The National Secular Society has been campaigning to have the memory and great work of Charles Bradlaugh commemorated in the form of a portrait bust in the Houses Of Parliament.
President Of The NSS, Terry Sanderson had this to say of the campaign and Bradlaugh:
“We want to ensure that Bradlaugh – one of the most effective politicians of the 19th century – is not forgotten, particularly in the parliament that he struggled so hard to be part of. We have, therefore, commissioned a life-sized portrait bust of the great man.
“And the exciting news is that Parliament has agreed to give it a prominent place in the Palace of Westminster where it will serve as a reminder of Bradlaugh’s fantastic contribution.
“He was elected as Member of Parliament for Northampton in 1880, but it was only after a momentous struggle against the religious establishment that he was able to take his seat in 1885. He subsequently became widely known as a social reformer and for his work on the Oaths Act. It is thanks to Bradlaugh that MPs can affirm in Parliament today.

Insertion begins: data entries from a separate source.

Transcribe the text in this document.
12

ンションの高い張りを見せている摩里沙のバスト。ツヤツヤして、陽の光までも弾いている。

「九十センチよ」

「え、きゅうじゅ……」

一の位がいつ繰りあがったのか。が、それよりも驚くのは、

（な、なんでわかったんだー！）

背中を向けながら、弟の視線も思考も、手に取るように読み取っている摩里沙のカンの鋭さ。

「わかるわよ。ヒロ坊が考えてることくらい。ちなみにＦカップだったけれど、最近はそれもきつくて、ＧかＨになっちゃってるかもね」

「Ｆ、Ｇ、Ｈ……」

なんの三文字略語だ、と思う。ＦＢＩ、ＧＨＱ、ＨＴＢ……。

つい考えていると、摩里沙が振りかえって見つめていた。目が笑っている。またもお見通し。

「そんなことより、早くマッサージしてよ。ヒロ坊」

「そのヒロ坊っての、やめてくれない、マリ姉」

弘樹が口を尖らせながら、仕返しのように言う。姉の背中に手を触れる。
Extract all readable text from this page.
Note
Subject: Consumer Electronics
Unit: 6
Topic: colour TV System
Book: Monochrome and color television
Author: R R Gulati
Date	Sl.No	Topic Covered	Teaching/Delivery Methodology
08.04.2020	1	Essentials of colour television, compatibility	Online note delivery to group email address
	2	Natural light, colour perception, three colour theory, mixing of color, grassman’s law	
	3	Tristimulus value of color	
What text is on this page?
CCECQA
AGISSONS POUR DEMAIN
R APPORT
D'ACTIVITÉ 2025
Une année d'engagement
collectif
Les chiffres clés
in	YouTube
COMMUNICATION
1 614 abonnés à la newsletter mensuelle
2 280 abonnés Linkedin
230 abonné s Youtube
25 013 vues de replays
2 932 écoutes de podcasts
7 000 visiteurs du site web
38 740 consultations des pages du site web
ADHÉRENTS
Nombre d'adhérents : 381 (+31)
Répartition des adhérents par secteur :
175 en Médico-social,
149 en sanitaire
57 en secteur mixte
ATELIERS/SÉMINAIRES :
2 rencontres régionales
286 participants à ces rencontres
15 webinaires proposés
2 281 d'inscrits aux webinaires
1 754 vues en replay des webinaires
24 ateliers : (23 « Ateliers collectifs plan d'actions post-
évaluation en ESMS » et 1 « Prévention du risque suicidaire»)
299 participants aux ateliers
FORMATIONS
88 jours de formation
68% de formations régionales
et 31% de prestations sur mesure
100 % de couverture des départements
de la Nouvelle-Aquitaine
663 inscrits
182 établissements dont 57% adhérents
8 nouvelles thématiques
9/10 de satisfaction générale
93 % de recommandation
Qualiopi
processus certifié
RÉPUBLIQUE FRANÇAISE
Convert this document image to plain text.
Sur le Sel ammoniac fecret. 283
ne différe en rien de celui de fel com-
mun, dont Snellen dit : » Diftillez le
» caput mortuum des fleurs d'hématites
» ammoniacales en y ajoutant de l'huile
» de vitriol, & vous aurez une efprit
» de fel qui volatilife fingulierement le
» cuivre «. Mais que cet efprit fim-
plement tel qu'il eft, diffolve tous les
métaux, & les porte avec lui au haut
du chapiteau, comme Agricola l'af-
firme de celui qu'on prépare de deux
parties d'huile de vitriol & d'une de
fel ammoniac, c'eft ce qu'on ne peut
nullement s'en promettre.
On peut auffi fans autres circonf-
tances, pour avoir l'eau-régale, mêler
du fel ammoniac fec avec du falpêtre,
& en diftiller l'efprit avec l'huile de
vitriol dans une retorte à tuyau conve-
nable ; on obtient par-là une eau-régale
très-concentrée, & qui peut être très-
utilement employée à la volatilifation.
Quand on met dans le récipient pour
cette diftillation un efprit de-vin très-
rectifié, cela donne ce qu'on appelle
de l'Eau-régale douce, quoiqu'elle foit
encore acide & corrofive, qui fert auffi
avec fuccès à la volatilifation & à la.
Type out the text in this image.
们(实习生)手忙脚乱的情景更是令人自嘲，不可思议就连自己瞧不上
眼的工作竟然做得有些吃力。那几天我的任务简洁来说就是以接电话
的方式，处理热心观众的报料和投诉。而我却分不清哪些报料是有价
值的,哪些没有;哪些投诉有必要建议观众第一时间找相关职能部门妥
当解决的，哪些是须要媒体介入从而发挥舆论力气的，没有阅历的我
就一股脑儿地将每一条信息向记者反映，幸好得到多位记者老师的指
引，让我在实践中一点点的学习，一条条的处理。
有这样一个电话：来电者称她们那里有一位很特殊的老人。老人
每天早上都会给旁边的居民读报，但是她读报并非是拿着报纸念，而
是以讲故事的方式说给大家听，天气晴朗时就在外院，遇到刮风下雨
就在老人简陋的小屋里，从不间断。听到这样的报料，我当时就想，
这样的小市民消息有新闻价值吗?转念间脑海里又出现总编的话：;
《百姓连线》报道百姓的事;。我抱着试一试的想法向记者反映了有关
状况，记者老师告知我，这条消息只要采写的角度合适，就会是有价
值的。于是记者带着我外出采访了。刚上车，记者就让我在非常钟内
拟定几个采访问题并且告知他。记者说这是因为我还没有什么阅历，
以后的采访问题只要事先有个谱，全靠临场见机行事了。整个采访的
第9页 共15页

“The life size bust will be prominently displayed in a public area of Parliament as part of its permanent collection and can be used as the focus of education about Bradlaugh and secularism.”
I attended a special Reception at the House Of Commons today for the unveiling of the Charles Bradlaugh Portrait bust.
A courageous and tireless campaigner for secularism and free thought is now immortalised in the home of British politics.